I just scrape. I believe the script assumes UTF 8
What makes me think it is only the settings or configuration of the system is that the script actually worked and gave me properly encoded Arabic text in the output file. So, I believe I should not touch the script itself as it already worked perfectly before.
I’ve worked with encodings my whole life, and what always helped me figure these things out is remembering that there are no letters in computers, there are just numbers. What you are seeing when you say “strange and funny characters” is just numbers that are not interpreted in the way you expected.
There are 2 possible reasons:
While scraping, the numbers have been interpreted not as the numbers the website uses to represent them. This is the question I asked before.
While displaying them after scraping, the numbers you have in the scraped data are not interpreted in the way you expect. That is a question of how you output the data.
If you can conclusively rule out number one, then please check number two. See how you output the data, which encoding is used to interpret the numbers in the scraped data. Also check the encoding of the shell, if you output them on a shell.
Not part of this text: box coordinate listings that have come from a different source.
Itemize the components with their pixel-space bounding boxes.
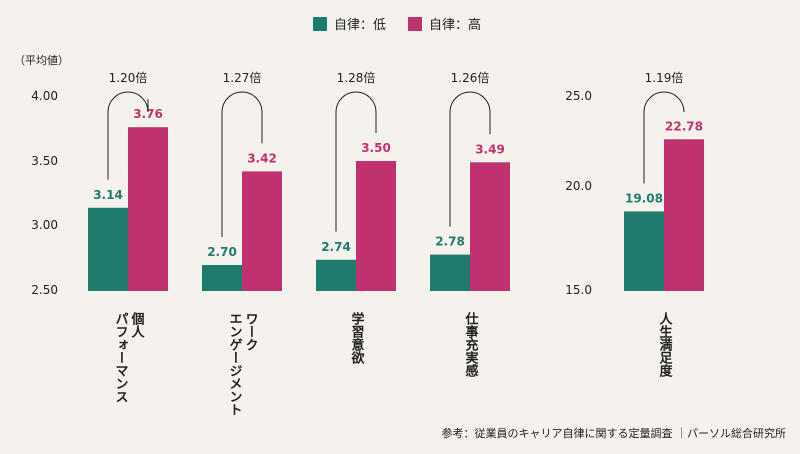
y-tick-label: 15.0 — [565, 283, 592, 297]
ratio-bracket — [335, 91, 377, 232]
category-label: パフォーマンス — [113, 312, 129, 403]
y-tick-label: 3.00 — [31, 218, 58, 232]
ratio-bracket — [107, 91, 149, 180]
legend: 自律：低 自律：高 — [313, 17, 481, 33]
value-label: 3.76 — [133, 107, 163, 121]
bar-low — [624, 211, 664, 291]
bar-high — [470, 162, 510, 291]
ratio-label: 1.20倍 — [109, 70, 148, 85]
bar-low — [316, 259, 356, 291]
category-label: エンゲージメント — [227, 312, 243, 416]
value-label: 3.14 — [93, 188, 123, 202]
ratio-label: 1.19倍 — [645, 70, 684, 85]
y-tick-label: 3.50 — [31, 154, 58, 168]
legend-swatch-low — [313, 17, 327, 31]
ratio-bracket — [643, 91, 685, 184]
value-label: 3.49 — [475, 142, 505, 156]
bar-low — [88, 207, 128, 291]
y-tick-label: 2.50 — [31, 283, 58, 297]
value-label: 2.78 — [435, 235, 465, 249]
ratio-bracket — [449, 91, 491, 227]
category-label: ワーク — [243, 312, 259, 351]
value-label: 19.08 — [625, 191, 663, 205]
value-label: 22.78 — [665, 119, 703, 133]
value-label: 2.70 — [207, 245, 237, 259]
category-label: 個人 — [129, 311, 146, 338]
ratio-label: 1.27倍 — [223, 70, 262, 85]
ratio-bracket — [221, 91, 263, 237]
legend-swatch-high — [408, 17, 422, 31]
bar-high — [356, 161, 396, 291]
value-label: 2.74 — [321, 240, 351, 254]
bar-low — [202, 265, 242, 291]
bar-high — [128, 127, 168, 291]
ratio-label: 1.26倍 — [451, 70, 490, 85]
bar-low — [430, 254, 470, 291]
legend-label-high: 自律：高 — [429, 17, 481, 33]
y-axis-panel-1: 4.00 3.50 3.00 2.50 — [31, 89, 58, 297]
y-tick-label: 4.00 — [31, 89, 58, 103]
source-note: 参考：従業員のキャリア自律に関する定量調査 ｜パーソル総合研究所 — [442, 426, 787, 440]
category-label: 人生満足度 — [657, 311, 673, 378]
bar-high — [664, 139, 704, 291]
y-tick-label: 20.0 — [565, 179, 592, 193]
unit-label: （平均値） — [14, 54, 69, 67]
category-label: 仕事充実感 — [463, 311, 480, 378]
value-label: 3.42 — [247, 151, 277, 165]
ratio-label: 1.28倍 — [337, 70, 376, 85]
bar-high — [242, 171, 282, 291]
value-label: 3.50 — [361, 141, 391, 155]
y-tick-label: 25.0 — [565, 89, 592, 103]
category-label: 学習意欲 — [349, 311, 366, 365]
legend-label-low: 自律：低 — [334, 18, 386, 33]
y-axis-panel-2: 25.0 20.0 15.0 — [565, 89, 592, 297]
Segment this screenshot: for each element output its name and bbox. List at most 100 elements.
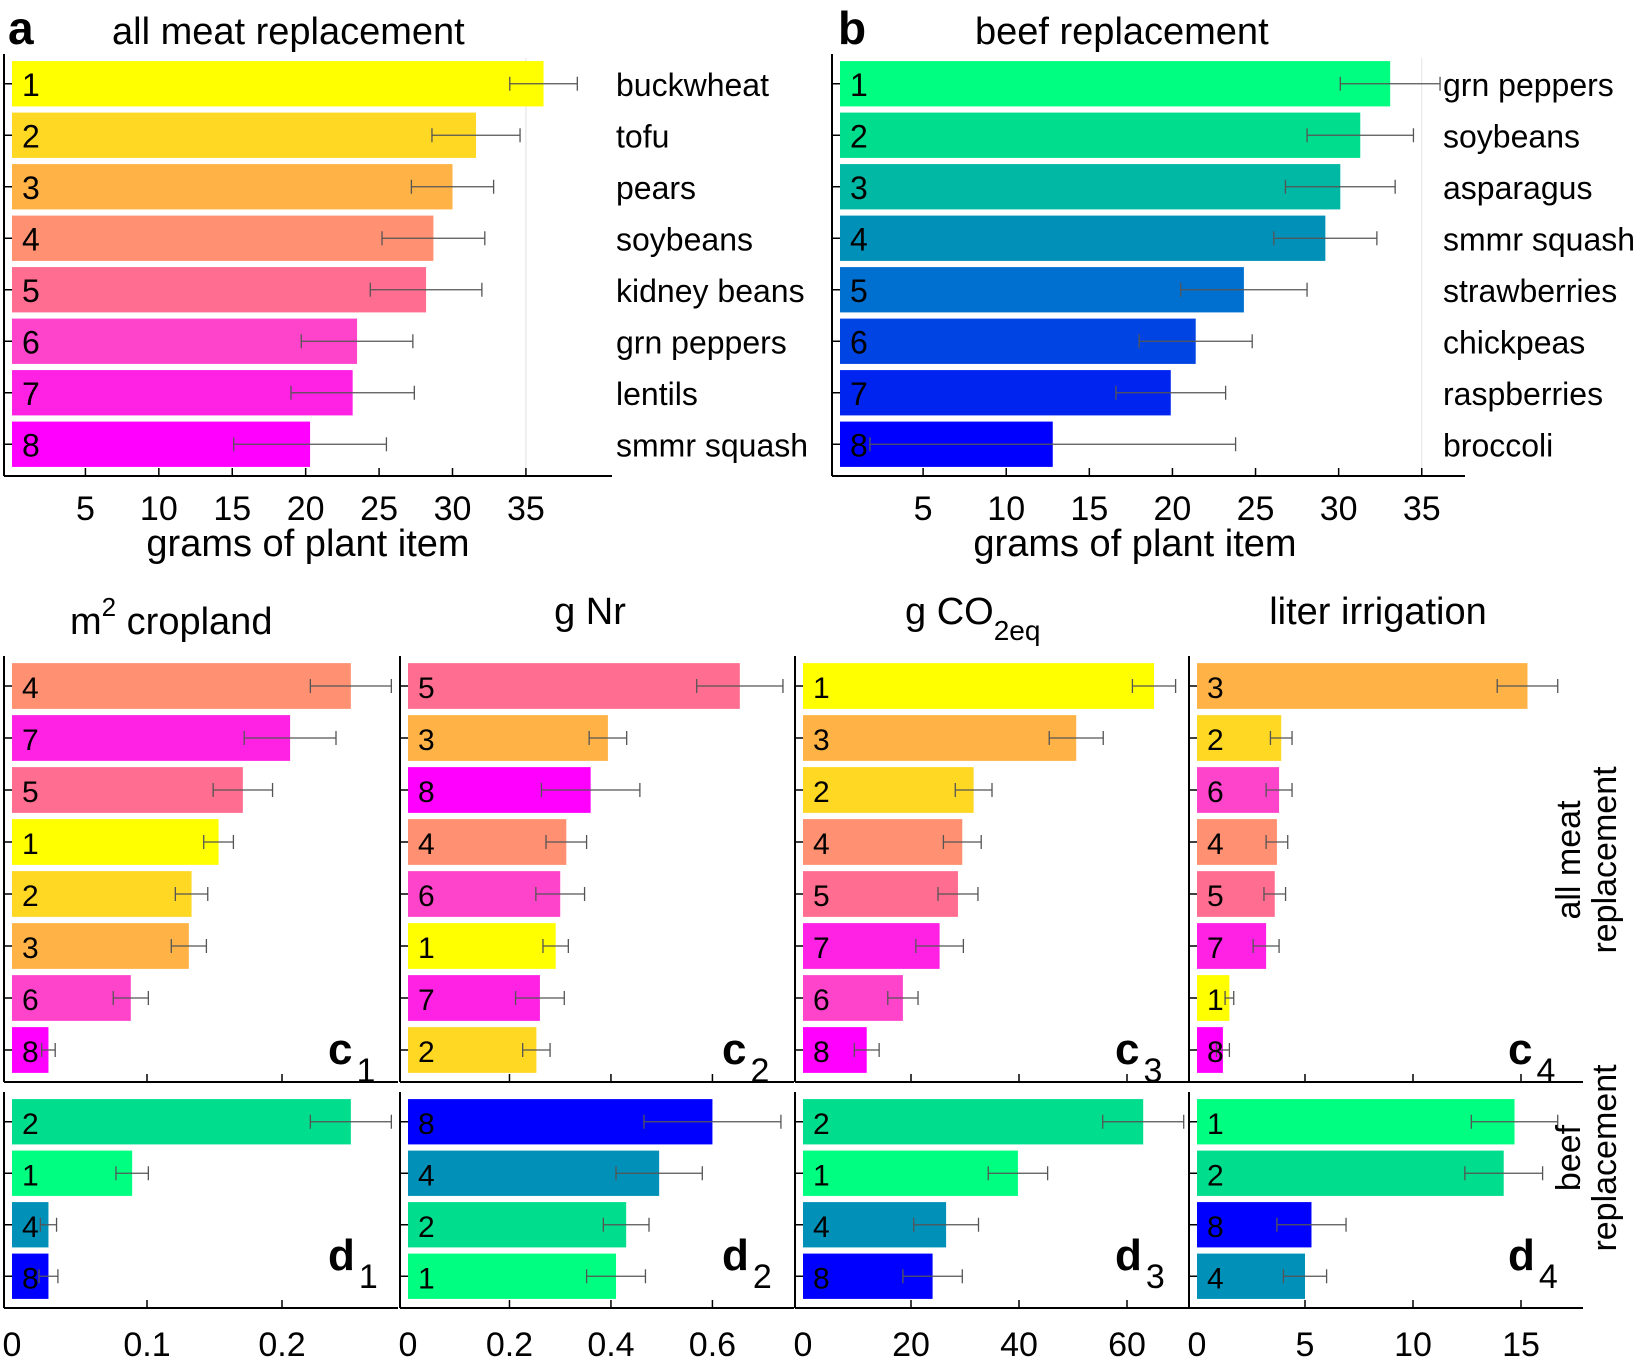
bar: [803, 767, 974, 813]
bar-rank-label: 6: [813, 984, 830, 1017]
bar-rank-label: 3: [22, 932, 39, 965]
x-tick-label: 0: [3, 1326, 22, 1364]
bar-item-label: asparagus: [1443, 170, 1592, 206]
x-tick-label: 35: [1403, 490, 1441, 528]
row-label-beef: beef replacement: [1550, 1064, 1624, 1252]
x-tick-label: 20: [1154, 490, 1192, 528]
panel-c2-chart: 5 3 8 4 6 1 7 2: [399, 656, 794, 1083]
bar-rank-label: 6: [22, 324, 40, 360]
bar-rank-label: 2: [418, 1036, 435, 1069]
bar: [12, 164, 453, 210]
panel-b-title: beef replacement: [975, 11, 1269, 53]
bar-rank-label: 4: [813, 828, 830, 861]
x-tick-label: 0: [1188, 1326, 1207, 1364]
panel-c4-chart: 3 2 6 4 5 7 1 8: [1188, 656, 1583, 1083]
row-label-all-meat: all meat replacement: [1550, 766, 1624, 954]
bar-rank-label: 2: [22, 880, 39, 913]
x-tick-label: 25: [1237, 490, 1275, 528]
x-tick-label: 20: [892, 1326, 930, 1364]
panel-a-title: all meat replacement: [112, 11, 465, 53]
bar: [1197, 663, 1528, 709]
bar-rank-label: 7: [850, 376, 868, 412]
bar-item-label: lentils: [616, 376, 698, 412]
svg-text:replacement: replacement: [1586, 766, 1624, 954]
x-tick-label: 15: [1070, 490, 1108, 528]
bar-rank-label: 1: [813, 1159, 830, 1192]
bar: [12, 61, 544, 107]
bar-rank-label: 5: [22, 273, 40, 309]
bar: [840, 267, 1244, 313]
bar: [408, 1027, 537, 1073]
bar-rank-label: 6: [850, 324, 868, 360]
bar-rank-label: 2: [813, 776, 830, 809]
panel-c3-chart: 1 3 2 4 5 7 6 8: [794, 656, 1189, 1083]
svg-text:all meat: all meat: [1550, 800, 1588, 920]
bar-rank-label: 5: [850, 273, 868, 309]
bar: [1197, 767, 1280, 813]
bar: [840, 61, 1391, 107]
bar: [803, 663, 1154, 709]
bar: [12, 318, 358, 364]
x-tick-label: 10: [1394, 1326, 1432, 1364]
bar-rank-label: 7: [418, 984, 435, 1017]
bar-rank-label: 8: [418, 1108, 435, 1141]
bar-rank-label: 5: [418, 672, 435, 705]
bar-item-label: chickpeas: [1443, 324, 1585, 360]
svg-text:beef: beef: [1550, 1124, 1588, 1191]
bar-rank-label: 1: [850, 67, 868, 103]
bar: [803, 975, 903, 1021]
bar: [1197, 871, 1275, 917]
bar-rank-label: 8: [22, 1036, 39, 1069]
bar-rank-label: 8: [1207, 1036, 1224, 1069]
x-tick-label: 0: [399, 1326, 418, 1364]
panel-b-chart: 1 grn peppers 2 soybeans 3 asparagus 4 smmr squ…: [831, 54, 1635, 528]
bar-rank-label: 5: [813, 880, 830, 913]
bar: [12, 267, 427, 313]
bar: [408, 1202, 627, 1248]
bar: [803, 1099, 1144, 1145]
bar-rank-label: 3: [22, 170, 40, 206]
bar-rank-label: 2: [418, 1211, 435, 1244]
bar: [12, 1150, 133, 1196]
x-tick-label: 0.4: [587, 1326, 634, 1364]
x-tick-label: 0.6: [689, 1326, 736, 1364]
x-tick-label: 30: [434, 490, 472, 528]
bar-rank-label: 3: [850, 170, 868, 206]
bar-rank-label: 1: [1207, 984, 1224, 1017]
bar-rank-label: 2: [813, 1108, 830, 1141]
bar-rank-label: 8: [22, 1262, 39, 1295]
bar-rank-label: 1: [22, 67, 40, 103]
bar: [1197, 819, 1277, 865]
bar-rank-label: 8: [22, 427, 40, 463]
metric-title-nr: g Nr: [554, 591, 626, 633]
bar: [12, 975, 131, 1021]
x-tick-label: 5: [76, 490, 95, 528]
bar-item-label: soybeans: [616, 221, 753, 257]
bar-rank-label: 2: [22, 1108, 39, 1141]
bar-item-label: soybeans: [1443, 118, 1580, 154]
bar: [12, 215, 434, 261]
bar-rank-label: 4: [813, 1211, 830, 1244]
bar-rank-label: 1: [813, 672, 830, 705]
x-tick-label: 0.2: [258, 1326, 305, 1364]
bar: [408, 1253, 617, 1299]
panel-a-x-label: grams of plant item: [146, 523, 469, 565]
metric-title-irrigation: liter irrigation: [1269, 591, 1487, 633]
bar-rank-label: 2: [1207, 724, 1224, 757]
panel-d3-chart: 2 1 4 8: [794, 1092, 1189, 1309]
bar-item-label: buckwheat: [616, 67, 769, 103]
bar: [12, 767, 243, 813]
bar-item-label: raspberries: [1443, 376, 1603, 412]
bar: [12, 923, 189, 969]
x-tick-label: 40: [1000, 1326, 1038, 1364]
bar-rank-label: 1: [22, 828, 39, 861]
bar-rank-label: 6: [1207, 776, 1224, 809]
bar-item-label: pears: [616, 170, 696, 206]
x-tick-label: 60: [1108, 1326, 1146, 1364]
bar-rank-label: 4: [1207, 1262, 1224, 1295]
I believe it is supposed to be correct!
In my “settings” → Regional & Language I set the language to be the first option “C”, it was set before to American English, but all gave me these funny characters.
I think there might be some setting, something to install or configure to get it right.
This looks to me more like a developer/development problem than an OS/installation issue. From a development perspective, I can only tell you how I would start debugging the issue:
Get a dump of the website you’re scraping, using either curl or wget. Then using the scraping framework I would try to see into the memory, if the memory representation is the same. If that is not possible, dump the binary representation from the scraper into a file, then binary diff the original wget/curl version and this version.
Thank you.
I will consider your points.
Though I still can’t understand how come the same code worked before and not working now.
I will double check the code.